Gatsby introduces Nick to Wolfshiem in New York, who recalls the murder of a friend, Rosy Rosenthal, in the Metropole Hotel. His account follows Gatsby’s explanation of his constructed past, which may lead to sinister undertone’s in Gatsby’s story. The murder he describes was an actual event and one of the instances in the novel where Fitzgerald fuses historical occurrences with fiction and romance. He is the epitome of the grubby capitalist who’ll do anything when a trade makes money. Gatsby and everyone else is tainted by Wolfshiem.

What is the significance of the cars that pass Nick and Gatsby as they cross the bridge?

One car is consists of black Americans being driven by a white chauffeur in an expensive car, and the other contains people of south eastern European descent attending a funeral. They may be seen as foreshadowing Gatsby’s fate and America’s diversity. The wealthy black Americans may lend to the idea of equal opportunities for all and the American dream, but the social barriers may also implicitly suggest wealth by illegal means.

What contradictions and questions emerge from Jordan’s account of Daisy’s past?

It occured in 1917, when Jordan was sixteen years old and Daisy was eighteen. The account makes Gatsby “come alive to me” in Nick’s eyes, as he has perhaps seen that Gatsby has an emotional side to his character, with desires other than showing off. The end of it is the moment when Nick realises he is being used by Gatsby. The chapter ends with Nick embracing Jordan, which may contrast with Gatsby’s desire for the distant Daisy.

What are the parallels between Gatsby and Kurtz from The Heart of Darkness?

In The Heart of Darkness, Kurtz does not appear for a long time yet a lot of rumours are heard about him. He becomes a symbol of all that is European in Africa, similar to how Gatsby becomes a symbol of all that is new America, but inside the character, there is a heart of darkness. The Great Gatsby is a novel about light and parties, yet also about the arrogance of money. Kurtz also symbolises the arrogance of European depredation of Africa.

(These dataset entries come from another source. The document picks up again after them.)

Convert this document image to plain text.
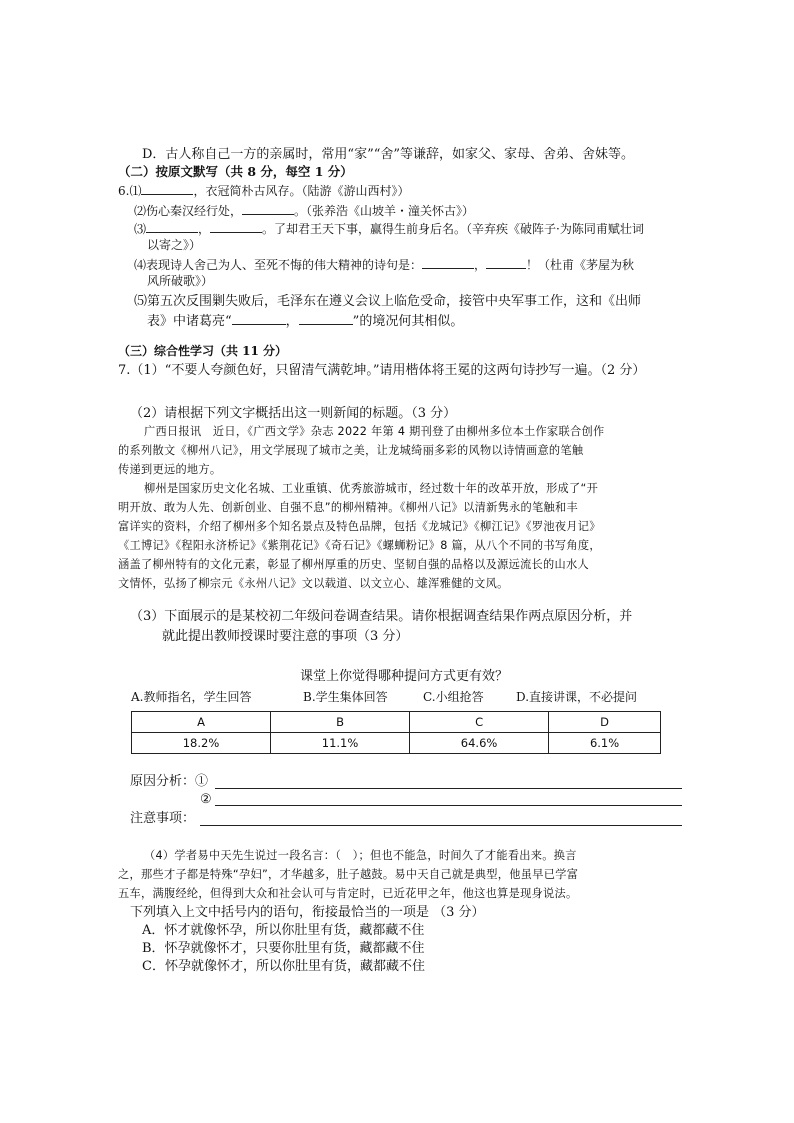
D．古人称自己一方的亲属时，常用“家”“舍”等谦辞，如家父、家母、舍弟、舍妹等。
（二）按原文默写（共 8 分，每空 1 分）
6.⑴	，衣冠简朴古风存。（陆游《游山西村》）
⑵伤心秦汉经行处，	。（张养浩《山坡羊・潼关怀古》）
⑶	，	。了却君王天下事，赢得生前身后名。（辛弃疾《破阵子·为陈同甫赋壮词
以寄之》）
⑷表现诗人舍己为人、至死不悔的伟大精神的诗句是：	，	！（杜甫《茅屋为秋
风所破歌》）
⑸第五次反围剿失败后，毛泽东在遵义会议上临危受命，接管中央军事工作，这和《出师
表》中诸葛亮“	，	”的境况何其相似。
（三）综合性学习（共 11 分）
7.（1）“不要人夸颜色好，只留清气满乾坤。”请用楷体将王冕的这两句诗抄写一遍。（2 分）
（2）请根据下列文字概括出这一则新闻的标题。（3 分）
广西日报讯　近日，《广西文学》杂志 2022 年第 4 期刊登了由柳州多位本土作家联合创作
的系列散文《柳州八记》，用文学展现了城市之美，让龙城绮丽多彩的风物以诗情画意的笔触
传递到更远的地方。
柳州是国家历史文化名城、工业重镇、优秀旅游城市，经过数十年的改革开放，形成了“开
明开放、敢为人先、创新创业、自强不息”的柳州精神。《柳州八记》以清新隽永的笔触和丰
富详实的资料，介绍了柳州多个知名景点及特色品牌，包括《龙城记》《柳江记》《罗池夜月记》
《工博记》《程阳永济桥记》《紫荆花记》《奇石记》《螺蛳粉记》8 篇，从八个不同的书写角度，
涵盖了柳州特有的文化元素，彰显了柳州厚重的历史、坚韧自强的品格以及源远流长的山水人
文情怀，弘扬了柳宗元《永州八记》文以载道、以文立心、雄浑雅健的文风。
（3）下面展示的是某校初二年级问卷调查结果。请你根据调查结果作两点原因分析，并
就此提出教师授课时要注意的事项（3 分）
课堂上你觉得哪种提问方式更有效？
A.教师指名，学生回答	B.学生集体回答	C.小组抢答	D.直接讲课，不必提问
A	B	C	D
18.2%	11.1%	64.6%	6.1%
原因分析：①
②
注意事项：
（4）学者易中天先生说过一段名言：（　）；但也不能急，时间久了才能看出来。换言
之，那些才子都是特殊“孕妇”，才华越多，肚子越鼓。易中天自己就是典型，他虽早已学富
五车，满腹经纶，但得到大众和社会认可与肯定时，已近花甲之年，他这也算是现身说法。
下列填入上文中括号内的语句，衔接最恰当的一项是 （3 分）
A．怀才就像怀孕，所以你肚里有货，藏都藏不住
B．怀孕就像怀才，只要你肚里有货，藏都藏不住
C．怀孕就像怀才，所以你肚里有货，藏都藏不住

The Great Gatsby – Chapter 1

  1. The novel’s epigraph is about what a man will do to win the love of a woman. It encapsulates the idea in the novel that a significant goal for Gatsby’s is to win Daisy’s heart.
  2. One theme in the novel is the idea of vulnerability. Nick thinks of himself as having advantages, yet when he gets to West Egg, he finds himself disadvantaged. This also shows how the novel works by contradiction. There is also the theme of superiority, where the East is considered better than the bland midwest. There are sometimes implications of racism, such as when he states that  “a sense of fundamental decencies is parcelled out unequally at birth”. Some readers note that the novel seems intangible, such as the famous green light, and that things are not explicit. It is not a novel with any certainties. It is a novel where modern morality is questioned, not as to what is right or wrong, but what morals are.
  3. American identity stems from the first colonisers, the puritans, who were religious fundamentalists that came to find freedom, something that is emboldened in American identity. At the time, it was expected that the Gatsbys, Daisys and Buchanans of the world were people to admire, that desires were materialistic. A sense of moral superiority was felt by some of higher birth, such as those who lived in the East of the country compared to those in the West.
  4. Nick Carraway sets himself up from line 1 as a character with some moral values who is going to think the best of everyone and not criticise, yet he does not understand the behaviour of the people he is documenting in regards to his own moral standpoint, some of his words have a snobbish undertone to them, he is never full of praise for women and he has underlying insecurities. He narrates through contradiction, wanting to come out of it looking good and as a result, his motivations and everything he says has to be questioned. He himself is unsure of what he says, where he is or what he talks about, why he moves to the East or why he moves back at the end.